Jusqu’à quel point jugez-vous la taxe carbone utile pour atteindre les objectifs climatiques de l’UE ?
"Si aujourd'hui on prend une production totalement décarbonée en Europe, qui peut coûter plus cher parce que ça nécessite de faire d'autres process de production, de prendre en compte des sources d'énergie dont l'investissement initial est plus coûteux parce que ça implique de changer ce qu'on avait l'habitude de faire, est-ce que ces productions-là - où on sait que d'un pur point de vue compétitivité-coût qu'on va perdre par rapport à la compétition internationale - doivent être protégées par des taxes carbone aux frontières ? Moi, je pense que oui. La taxe carbone, elle peut être décriée mais moi, je pense qu'il faut aller sur la production finie."
Etes-vous en adéquation avec ces accords de libre-échange ?

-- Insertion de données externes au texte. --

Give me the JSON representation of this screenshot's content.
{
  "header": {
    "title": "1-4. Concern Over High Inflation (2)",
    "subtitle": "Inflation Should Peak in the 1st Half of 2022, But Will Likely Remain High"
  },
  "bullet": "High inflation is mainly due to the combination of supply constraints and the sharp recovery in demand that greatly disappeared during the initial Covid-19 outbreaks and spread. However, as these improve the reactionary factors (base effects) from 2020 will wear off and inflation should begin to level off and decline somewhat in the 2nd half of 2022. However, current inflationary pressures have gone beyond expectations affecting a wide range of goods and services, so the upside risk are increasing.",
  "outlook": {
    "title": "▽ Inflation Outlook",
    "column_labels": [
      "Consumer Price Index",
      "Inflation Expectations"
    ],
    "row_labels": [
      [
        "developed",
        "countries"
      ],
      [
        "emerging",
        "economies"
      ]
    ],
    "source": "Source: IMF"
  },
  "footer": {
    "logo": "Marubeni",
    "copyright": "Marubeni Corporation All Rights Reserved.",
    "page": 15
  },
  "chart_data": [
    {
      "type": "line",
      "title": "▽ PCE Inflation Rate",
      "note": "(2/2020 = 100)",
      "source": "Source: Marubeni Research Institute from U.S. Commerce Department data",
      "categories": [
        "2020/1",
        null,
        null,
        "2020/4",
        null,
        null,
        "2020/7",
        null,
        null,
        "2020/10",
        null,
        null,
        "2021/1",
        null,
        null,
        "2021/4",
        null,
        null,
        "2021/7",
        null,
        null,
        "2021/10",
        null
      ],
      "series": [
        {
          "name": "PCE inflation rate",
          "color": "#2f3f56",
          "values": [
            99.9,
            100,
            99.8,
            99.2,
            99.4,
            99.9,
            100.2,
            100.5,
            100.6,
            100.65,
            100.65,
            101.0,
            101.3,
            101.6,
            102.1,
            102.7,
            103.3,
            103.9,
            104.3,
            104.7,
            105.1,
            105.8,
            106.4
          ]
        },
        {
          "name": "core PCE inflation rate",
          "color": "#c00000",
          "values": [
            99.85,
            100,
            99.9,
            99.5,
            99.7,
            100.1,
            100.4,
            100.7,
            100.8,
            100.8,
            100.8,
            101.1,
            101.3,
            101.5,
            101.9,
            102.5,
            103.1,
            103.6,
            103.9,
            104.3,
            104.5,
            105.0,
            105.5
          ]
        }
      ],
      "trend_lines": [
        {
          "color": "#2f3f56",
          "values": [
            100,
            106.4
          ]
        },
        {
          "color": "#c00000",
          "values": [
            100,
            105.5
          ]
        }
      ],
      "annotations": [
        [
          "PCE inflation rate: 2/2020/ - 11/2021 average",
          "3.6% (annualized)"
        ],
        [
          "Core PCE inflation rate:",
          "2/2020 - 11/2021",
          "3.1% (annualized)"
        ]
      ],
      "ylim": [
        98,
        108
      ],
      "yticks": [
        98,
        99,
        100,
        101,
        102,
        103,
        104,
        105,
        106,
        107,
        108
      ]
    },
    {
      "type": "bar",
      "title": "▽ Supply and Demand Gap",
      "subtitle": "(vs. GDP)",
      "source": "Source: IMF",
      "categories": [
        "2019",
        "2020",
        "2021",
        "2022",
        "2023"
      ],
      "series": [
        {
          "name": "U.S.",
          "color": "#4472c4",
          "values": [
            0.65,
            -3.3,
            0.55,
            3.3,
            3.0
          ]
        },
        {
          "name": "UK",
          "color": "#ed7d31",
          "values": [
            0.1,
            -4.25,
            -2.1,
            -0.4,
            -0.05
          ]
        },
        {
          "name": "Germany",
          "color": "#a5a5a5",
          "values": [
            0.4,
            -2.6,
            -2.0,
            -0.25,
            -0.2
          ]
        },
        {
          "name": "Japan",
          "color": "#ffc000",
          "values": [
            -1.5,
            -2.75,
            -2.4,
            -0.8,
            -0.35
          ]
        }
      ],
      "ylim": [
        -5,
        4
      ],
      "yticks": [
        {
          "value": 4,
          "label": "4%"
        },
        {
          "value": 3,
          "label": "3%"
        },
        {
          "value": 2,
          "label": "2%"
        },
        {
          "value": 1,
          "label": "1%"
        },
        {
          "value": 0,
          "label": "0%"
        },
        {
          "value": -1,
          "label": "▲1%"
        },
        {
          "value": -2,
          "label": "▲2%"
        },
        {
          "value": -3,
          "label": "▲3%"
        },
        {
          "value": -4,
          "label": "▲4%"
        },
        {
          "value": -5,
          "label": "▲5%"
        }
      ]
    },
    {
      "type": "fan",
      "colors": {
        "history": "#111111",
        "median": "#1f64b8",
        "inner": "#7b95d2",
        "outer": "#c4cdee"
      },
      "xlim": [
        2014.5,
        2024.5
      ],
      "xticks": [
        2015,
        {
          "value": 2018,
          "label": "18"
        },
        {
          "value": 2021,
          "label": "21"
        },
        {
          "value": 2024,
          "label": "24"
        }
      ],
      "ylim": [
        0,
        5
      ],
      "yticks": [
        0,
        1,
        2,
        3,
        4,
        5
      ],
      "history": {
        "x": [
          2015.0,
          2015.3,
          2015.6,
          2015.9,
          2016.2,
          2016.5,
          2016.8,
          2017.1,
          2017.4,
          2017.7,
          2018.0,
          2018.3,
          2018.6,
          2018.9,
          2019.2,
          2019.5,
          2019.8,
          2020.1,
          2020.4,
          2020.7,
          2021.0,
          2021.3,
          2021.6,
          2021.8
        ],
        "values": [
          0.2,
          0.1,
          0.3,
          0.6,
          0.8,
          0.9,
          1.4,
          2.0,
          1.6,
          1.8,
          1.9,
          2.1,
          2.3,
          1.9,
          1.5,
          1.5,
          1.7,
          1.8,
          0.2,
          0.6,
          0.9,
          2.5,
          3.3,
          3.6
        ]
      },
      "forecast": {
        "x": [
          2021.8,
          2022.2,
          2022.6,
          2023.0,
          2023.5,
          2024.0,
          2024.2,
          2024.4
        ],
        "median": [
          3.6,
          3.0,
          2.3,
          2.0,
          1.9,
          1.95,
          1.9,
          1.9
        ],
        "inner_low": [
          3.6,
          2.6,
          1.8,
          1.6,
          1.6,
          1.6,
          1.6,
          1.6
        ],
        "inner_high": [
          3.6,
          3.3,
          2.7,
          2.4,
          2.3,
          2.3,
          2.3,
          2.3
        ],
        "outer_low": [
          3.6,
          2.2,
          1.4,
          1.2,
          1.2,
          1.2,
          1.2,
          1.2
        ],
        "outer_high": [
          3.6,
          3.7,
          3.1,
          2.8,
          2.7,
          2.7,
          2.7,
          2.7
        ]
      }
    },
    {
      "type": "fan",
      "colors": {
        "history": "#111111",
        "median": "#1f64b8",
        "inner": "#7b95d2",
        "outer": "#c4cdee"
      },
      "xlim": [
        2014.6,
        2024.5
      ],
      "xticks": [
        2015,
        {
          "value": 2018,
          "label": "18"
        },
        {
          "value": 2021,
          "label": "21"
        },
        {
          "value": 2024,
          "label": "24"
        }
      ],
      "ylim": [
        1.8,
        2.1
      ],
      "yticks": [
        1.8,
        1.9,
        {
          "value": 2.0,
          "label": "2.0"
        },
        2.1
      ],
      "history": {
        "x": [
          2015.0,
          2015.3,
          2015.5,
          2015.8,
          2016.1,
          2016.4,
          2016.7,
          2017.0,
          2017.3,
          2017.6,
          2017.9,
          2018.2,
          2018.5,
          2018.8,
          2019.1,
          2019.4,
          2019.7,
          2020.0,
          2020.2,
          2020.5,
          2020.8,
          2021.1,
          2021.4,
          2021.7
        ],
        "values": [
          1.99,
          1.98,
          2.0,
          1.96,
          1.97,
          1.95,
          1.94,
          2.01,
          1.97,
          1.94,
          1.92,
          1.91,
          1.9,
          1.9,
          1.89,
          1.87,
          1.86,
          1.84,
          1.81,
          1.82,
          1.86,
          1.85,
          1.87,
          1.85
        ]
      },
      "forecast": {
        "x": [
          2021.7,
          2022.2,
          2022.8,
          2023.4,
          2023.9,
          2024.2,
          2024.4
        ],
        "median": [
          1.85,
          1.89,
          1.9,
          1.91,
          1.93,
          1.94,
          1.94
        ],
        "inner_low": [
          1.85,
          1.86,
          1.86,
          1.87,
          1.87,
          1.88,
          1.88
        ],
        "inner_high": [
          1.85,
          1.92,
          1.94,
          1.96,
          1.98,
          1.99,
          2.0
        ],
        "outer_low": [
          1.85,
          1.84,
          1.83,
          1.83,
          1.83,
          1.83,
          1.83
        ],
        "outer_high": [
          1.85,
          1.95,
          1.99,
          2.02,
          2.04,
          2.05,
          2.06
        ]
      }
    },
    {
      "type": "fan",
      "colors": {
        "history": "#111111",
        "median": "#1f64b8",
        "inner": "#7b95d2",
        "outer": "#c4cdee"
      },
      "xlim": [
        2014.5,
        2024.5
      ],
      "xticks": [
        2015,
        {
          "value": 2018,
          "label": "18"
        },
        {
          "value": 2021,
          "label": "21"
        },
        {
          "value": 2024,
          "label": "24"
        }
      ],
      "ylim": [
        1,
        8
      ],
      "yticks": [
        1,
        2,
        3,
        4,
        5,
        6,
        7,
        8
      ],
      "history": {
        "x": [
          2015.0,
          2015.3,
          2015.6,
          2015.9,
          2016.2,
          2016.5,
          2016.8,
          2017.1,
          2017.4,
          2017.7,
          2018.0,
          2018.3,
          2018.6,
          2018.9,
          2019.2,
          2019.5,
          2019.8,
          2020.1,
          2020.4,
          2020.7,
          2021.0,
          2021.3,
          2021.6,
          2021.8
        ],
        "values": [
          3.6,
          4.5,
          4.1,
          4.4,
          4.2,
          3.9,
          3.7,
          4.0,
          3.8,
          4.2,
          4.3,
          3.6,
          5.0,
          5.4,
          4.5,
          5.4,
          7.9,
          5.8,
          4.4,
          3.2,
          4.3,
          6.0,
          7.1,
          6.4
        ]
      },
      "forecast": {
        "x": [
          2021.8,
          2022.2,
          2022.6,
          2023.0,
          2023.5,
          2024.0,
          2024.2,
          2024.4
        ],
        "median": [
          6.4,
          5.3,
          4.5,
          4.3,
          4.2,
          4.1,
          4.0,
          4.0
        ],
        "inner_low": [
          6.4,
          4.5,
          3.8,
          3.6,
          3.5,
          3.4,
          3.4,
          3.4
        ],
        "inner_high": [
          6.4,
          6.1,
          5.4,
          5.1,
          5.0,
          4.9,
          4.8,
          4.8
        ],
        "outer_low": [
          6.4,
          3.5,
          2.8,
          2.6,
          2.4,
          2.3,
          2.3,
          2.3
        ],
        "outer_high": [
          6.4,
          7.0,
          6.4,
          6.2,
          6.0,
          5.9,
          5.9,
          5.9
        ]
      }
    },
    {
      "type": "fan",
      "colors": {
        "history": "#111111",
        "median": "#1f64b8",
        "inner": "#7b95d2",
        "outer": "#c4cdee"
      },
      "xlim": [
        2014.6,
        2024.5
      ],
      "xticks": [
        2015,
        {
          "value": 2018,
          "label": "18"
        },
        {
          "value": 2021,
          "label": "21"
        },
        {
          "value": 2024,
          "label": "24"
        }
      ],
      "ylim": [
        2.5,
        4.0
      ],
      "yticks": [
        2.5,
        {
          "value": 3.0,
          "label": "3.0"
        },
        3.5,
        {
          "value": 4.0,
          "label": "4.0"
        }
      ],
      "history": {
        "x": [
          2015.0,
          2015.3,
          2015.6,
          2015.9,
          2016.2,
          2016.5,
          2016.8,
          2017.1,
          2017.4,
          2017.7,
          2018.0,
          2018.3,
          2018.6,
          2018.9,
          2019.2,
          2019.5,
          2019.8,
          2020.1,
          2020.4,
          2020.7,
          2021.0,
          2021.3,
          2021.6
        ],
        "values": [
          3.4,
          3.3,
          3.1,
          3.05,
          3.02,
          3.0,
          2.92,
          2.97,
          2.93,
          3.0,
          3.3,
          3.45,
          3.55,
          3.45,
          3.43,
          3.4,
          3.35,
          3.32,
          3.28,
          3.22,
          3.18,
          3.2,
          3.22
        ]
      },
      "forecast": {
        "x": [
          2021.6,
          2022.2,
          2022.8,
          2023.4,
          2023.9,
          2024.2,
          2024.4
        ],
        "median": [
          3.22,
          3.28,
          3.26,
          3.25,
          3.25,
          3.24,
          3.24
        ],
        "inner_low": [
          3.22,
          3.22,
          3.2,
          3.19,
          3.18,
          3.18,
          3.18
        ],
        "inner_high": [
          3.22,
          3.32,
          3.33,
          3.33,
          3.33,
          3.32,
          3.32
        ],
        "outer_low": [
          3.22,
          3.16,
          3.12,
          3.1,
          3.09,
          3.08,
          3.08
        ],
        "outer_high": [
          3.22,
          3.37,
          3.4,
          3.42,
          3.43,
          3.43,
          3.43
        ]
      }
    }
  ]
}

“Je suis pour le commerce international, je suis pour une Europe qui exporte, je suis pour ces échanges. En même temps, je suis pour un protectionnisme environnemental, et je l'assume, un protectionnisme de la valeur. Je l'ai vécu quand j'étais ministre de l'Agriculture : quand vous importez des biens agricoles que vous n'auriez même pas eu le droit de produire dans votre pays, ça rend dingue. Parce qu'au supermarché, vous avez un blanc de poulet français qui se retrouve à côté d'un blanc de poulet brésilien qui, lui, est fait avec des antibiotiques de croissance, pratique interdite depuis plus de 15 ans en Europe. Ces distorsions de concurrence, ça détruit en fait la préservation de l'environnement.”